The presence of carbon dioxide (CO2), hydrogen sulphide (H2S) and free water can cause severe corrosion problems in oil and gas pipelines. Internal corrosion in wells and pipelines is influenced by temperature, CO2 and H2S content, water chemistry, flow velocity, oil or water wetting and composition and surface condition of the steel. A small change in one of these parameters can change the corrosion rate considerably, due to changes in the properties of the thin layer of corrosion products that accumulates on the steel surface.

When corrosion products are not deposited on the steel surface, very high corrosion rates of several millimetres per year can occur. The corrosion rate can be reduced substantially under conditions where iron carbonate (FeCO3) can precipitate on the steel surface and form a dense and protective corrosion product film. This occurs more easily at high temperature or high pH in the water phase. When H2S is present in addition to CO2, iron sulphide (FeS) films are formed rather than FeCO3, and protective films can be formed at lower temperature, since FeS precipitates much easier than FeCO3.

Localised corrosion with very high corrosion rates can occur when the corrosion product film does not give sufficient protection and this is the most feared type of corrosion attack in oil and gas pipelines.

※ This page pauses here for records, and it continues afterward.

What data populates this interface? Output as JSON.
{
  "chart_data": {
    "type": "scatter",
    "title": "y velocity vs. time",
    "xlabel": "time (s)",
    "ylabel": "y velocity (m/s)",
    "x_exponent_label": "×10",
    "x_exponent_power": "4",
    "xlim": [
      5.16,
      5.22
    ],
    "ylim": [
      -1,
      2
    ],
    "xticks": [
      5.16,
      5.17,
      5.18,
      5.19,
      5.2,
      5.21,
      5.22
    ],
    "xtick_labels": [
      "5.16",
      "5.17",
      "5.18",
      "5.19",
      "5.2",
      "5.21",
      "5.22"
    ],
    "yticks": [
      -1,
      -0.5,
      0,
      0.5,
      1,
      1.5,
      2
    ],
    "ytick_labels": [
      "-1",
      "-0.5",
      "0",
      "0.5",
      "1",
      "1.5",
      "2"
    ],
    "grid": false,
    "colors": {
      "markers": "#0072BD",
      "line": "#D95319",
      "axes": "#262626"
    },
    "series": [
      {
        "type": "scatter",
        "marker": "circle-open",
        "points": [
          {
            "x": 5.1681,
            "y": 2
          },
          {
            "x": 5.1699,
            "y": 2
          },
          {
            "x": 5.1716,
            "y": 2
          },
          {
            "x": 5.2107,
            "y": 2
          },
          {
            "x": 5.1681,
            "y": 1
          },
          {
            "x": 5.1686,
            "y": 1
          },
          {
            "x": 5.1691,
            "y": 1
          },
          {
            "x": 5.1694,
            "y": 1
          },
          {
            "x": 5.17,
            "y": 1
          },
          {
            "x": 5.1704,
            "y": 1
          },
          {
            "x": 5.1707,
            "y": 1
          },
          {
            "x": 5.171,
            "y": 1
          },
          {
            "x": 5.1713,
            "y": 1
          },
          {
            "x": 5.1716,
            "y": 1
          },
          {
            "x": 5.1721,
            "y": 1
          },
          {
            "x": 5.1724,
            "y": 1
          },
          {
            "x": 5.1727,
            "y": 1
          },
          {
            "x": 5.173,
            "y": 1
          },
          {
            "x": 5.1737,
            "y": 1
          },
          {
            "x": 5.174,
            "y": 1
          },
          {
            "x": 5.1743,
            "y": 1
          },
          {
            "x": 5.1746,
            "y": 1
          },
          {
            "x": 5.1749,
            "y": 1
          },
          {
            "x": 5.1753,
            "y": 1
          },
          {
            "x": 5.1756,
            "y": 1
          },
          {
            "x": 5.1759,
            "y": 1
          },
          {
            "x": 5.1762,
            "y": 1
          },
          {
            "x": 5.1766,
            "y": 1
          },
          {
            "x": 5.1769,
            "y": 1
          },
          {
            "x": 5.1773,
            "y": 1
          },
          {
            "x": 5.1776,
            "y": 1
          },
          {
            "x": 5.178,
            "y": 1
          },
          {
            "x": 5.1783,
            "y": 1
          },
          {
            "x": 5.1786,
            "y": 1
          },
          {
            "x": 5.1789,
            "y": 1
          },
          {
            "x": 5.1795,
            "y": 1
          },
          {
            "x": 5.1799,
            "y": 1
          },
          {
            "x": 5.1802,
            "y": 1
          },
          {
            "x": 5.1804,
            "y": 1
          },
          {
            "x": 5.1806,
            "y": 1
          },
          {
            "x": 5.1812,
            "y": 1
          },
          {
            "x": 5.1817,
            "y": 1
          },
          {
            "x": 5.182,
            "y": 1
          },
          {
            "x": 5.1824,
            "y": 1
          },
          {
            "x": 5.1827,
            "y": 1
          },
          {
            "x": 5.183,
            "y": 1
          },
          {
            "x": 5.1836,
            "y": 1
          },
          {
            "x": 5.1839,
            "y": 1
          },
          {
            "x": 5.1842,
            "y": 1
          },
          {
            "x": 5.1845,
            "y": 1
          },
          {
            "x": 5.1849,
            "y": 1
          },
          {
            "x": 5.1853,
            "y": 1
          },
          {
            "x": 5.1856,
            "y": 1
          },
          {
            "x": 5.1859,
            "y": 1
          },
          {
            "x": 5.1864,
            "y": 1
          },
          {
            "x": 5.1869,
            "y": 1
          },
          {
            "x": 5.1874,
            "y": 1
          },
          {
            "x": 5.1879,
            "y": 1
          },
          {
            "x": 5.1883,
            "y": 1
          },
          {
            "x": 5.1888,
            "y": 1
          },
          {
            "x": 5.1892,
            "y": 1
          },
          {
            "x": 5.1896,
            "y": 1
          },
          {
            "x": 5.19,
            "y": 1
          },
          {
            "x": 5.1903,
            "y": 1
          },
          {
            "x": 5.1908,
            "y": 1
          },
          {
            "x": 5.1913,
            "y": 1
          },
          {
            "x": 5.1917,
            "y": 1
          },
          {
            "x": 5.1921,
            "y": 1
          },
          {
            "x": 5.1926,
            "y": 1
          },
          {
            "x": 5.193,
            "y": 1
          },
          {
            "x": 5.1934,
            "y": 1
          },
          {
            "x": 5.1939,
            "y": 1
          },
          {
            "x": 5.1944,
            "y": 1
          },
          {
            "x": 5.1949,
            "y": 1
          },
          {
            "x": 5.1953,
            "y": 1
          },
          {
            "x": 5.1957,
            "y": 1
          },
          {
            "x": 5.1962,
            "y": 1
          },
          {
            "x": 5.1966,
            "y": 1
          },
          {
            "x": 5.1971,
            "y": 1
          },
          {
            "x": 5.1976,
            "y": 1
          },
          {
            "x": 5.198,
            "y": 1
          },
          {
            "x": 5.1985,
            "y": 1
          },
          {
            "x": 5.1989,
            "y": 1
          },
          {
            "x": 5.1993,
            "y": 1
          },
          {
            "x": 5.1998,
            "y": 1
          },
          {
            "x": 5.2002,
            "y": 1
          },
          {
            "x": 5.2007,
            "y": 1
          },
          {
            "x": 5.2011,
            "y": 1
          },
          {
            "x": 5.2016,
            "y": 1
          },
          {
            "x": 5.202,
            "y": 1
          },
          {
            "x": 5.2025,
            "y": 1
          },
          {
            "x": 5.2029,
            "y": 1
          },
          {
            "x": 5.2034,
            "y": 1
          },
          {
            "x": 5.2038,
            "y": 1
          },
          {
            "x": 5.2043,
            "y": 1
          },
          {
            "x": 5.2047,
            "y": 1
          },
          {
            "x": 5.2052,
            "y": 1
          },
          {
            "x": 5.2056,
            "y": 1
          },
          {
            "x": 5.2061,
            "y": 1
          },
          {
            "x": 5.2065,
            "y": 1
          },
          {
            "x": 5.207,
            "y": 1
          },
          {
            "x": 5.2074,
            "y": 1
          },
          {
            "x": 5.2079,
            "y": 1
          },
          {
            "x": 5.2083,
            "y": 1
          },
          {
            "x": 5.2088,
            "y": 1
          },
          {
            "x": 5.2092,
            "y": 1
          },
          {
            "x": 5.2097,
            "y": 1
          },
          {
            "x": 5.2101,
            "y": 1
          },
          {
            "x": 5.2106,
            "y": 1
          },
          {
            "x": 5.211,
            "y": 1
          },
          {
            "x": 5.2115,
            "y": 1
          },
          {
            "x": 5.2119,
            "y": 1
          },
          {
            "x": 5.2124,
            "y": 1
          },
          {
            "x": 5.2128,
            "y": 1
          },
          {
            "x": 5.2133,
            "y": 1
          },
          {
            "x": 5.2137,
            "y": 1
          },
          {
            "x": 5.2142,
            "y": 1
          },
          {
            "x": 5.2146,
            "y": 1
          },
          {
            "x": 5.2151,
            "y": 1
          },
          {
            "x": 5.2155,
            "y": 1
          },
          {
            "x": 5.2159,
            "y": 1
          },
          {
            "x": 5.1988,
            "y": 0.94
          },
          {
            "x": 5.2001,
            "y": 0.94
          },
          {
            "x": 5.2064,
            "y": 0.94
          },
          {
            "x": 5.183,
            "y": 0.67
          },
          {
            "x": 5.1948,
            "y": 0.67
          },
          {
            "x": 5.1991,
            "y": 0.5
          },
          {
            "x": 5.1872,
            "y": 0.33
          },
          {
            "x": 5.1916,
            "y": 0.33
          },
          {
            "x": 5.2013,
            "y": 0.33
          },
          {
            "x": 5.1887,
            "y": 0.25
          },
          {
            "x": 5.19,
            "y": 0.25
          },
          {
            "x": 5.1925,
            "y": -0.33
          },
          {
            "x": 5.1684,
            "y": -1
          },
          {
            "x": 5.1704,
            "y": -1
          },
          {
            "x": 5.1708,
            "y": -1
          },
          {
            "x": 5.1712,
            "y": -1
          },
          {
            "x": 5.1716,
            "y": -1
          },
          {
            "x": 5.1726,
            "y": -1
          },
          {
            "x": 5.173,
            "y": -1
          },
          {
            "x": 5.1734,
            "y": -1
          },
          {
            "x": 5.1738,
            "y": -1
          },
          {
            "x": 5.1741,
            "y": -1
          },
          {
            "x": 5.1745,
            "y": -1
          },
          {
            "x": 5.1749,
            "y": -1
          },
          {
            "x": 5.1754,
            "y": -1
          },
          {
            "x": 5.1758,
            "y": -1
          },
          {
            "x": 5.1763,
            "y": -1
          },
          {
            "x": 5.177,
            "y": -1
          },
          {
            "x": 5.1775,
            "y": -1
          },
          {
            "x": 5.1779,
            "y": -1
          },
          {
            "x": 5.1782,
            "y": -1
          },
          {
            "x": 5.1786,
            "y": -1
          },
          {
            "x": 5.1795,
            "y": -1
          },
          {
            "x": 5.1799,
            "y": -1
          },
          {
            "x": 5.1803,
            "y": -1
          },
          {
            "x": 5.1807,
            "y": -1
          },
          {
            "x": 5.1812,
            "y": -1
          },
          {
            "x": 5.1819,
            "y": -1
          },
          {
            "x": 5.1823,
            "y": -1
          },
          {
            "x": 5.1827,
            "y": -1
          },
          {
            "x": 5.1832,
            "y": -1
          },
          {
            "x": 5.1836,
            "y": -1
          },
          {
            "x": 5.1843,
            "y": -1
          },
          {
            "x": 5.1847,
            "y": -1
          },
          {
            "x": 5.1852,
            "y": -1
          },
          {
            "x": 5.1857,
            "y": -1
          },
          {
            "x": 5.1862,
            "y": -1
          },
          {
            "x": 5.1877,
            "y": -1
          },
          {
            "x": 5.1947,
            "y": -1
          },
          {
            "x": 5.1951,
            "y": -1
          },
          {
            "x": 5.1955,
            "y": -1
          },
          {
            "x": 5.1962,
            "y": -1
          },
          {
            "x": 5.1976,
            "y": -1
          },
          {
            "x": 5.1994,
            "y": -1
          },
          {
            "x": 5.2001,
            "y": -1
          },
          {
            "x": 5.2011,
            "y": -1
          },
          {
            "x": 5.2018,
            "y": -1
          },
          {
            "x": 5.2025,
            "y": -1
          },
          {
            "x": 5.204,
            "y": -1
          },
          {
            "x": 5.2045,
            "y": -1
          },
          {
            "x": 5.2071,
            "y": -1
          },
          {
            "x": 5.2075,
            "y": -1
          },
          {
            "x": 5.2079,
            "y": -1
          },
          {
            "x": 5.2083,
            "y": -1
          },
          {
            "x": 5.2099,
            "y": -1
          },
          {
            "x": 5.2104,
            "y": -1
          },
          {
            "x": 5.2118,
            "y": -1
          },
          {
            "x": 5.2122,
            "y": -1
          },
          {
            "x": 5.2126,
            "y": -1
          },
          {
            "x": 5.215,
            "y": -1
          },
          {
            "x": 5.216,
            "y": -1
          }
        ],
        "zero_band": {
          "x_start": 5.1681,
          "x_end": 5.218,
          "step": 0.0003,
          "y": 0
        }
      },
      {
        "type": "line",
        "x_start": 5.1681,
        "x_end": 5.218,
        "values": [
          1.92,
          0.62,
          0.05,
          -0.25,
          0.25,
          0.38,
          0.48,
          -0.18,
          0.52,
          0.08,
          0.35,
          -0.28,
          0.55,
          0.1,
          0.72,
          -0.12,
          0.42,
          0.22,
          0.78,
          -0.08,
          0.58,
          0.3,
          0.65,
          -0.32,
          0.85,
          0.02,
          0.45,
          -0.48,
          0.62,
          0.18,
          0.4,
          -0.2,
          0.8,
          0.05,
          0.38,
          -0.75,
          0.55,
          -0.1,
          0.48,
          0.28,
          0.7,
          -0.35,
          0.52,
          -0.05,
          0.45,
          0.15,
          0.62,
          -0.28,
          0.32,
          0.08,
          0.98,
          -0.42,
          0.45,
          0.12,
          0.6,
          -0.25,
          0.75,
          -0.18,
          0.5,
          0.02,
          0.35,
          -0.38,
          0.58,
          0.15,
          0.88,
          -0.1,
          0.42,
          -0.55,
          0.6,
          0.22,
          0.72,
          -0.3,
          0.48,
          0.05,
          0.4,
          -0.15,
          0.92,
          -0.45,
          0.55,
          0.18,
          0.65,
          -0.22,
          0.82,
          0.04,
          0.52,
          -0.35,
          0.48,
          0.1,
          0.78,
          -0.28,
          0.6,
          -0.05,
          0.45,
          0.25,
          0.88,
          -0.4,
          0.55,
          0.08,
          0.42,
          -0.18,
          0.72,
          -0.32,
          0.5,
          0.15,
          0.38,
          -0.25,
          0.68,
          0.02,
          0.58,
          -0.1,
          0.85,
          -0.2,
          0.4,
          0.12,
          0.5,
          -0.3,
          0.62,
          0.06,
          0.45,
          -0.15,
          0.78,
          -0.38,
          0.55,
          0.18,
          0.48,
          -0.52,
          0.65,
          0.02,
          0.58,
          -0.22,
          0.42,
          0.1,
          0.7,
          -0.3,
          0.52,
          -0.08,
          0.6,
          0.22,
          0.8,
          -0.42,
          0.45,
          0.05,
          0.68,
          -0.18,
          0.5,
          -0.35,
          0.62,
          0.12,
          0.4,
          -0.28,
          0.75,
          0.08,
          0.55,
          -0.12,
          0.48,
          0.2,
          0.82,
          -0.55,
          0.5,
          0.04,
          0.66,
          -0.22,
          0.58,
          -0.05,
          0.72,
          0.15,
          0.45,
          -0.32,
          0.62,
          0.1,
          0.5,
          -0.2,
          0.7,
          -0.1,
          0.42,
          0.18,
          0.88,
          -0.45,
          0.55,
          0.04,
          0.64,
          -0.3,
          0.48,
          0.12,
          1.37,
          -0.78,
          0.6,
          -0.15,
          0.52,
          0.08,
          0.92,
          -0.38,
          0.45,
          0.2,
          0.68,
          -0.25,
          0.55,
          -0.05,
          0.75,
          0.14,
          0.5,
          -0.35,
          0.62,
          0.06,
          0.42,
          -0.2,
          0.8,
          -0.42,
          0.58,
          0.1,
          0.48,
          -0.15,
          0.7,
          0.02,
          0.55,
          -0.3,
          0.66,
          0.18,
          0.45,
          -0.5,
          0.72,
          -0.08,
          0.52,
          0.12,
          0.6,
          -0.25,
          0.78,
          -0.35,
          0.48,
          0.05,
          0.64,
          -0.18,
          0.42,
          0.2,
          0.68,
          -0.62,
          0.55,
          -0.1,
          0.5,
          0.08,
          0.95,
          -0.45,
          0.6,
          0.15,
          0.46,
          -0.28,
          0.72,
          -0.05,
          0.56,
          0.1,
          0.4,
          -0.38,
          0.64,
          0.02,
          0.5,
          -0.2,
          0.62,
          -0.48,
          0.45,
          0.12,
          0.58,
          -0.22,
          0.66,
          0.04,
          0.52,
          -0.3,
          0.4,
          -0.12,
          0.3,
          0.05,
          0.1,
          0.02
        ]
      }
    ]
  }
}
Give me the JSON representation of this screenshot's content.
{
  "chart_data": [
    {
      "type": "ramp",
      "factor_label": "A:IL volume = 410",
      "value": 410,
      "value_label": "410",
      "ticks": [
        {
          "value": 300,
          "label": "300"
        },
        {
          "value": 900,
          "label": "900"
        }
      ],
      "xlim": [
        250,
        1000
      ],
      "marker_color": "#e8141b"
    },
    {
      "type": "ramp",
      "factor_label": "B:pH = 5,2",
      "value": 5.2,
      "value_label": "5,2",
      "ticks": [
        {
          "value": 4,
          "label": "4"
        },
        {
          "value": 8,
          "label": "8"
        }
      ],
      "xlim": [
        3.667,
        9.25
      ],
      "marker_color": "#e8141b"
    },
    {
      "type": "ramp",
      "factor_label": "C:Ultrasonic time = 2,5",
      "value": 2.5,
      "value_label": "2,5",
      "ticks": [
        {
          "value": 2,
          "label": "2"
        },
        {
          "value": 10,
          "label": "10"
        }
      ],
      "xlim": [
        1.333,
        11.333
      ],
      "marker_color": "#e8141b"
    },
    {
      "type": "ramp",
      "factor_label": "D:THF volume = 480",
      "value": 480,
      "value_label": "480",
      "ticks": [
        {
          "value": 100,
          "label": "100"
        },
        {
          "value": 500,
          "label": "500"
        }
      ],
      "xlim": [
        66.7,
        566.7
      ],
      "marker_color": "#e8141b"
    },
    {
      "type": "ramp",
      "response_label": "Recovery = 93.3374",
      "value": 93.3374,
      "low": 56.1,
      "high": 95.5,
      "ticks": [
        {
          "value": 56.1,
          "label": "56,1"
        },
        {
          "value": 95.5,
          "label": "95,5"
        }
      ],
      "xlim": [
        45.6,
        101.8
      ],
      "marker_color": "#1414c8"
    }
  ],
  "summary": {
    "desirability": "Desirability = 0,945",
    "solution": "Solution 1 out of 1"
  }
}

In order to control the corrosion in pipelines, it is important to understand the underlying corrosion mechanisms and be able to predict whether localised corrosion will be initiated and how it can be prevented.

Prediction of Internal Corrosion in Pipelines
For oil and gas pipelines several prediction models have been developed for CO2 corrosion. The models are correlated with different laboratory data and, in some cases, also with field data from oil companies. The models have very different approaches to accounting for oil wetting and the effect of protective corrosion films, which can give large differences in behaviour between the models. It is important to understand how the corrosion prediction models handle, particularly, the effects of oil wetting and protective corrosion films when the models are used for corrosion evaluation of wells and pipelines.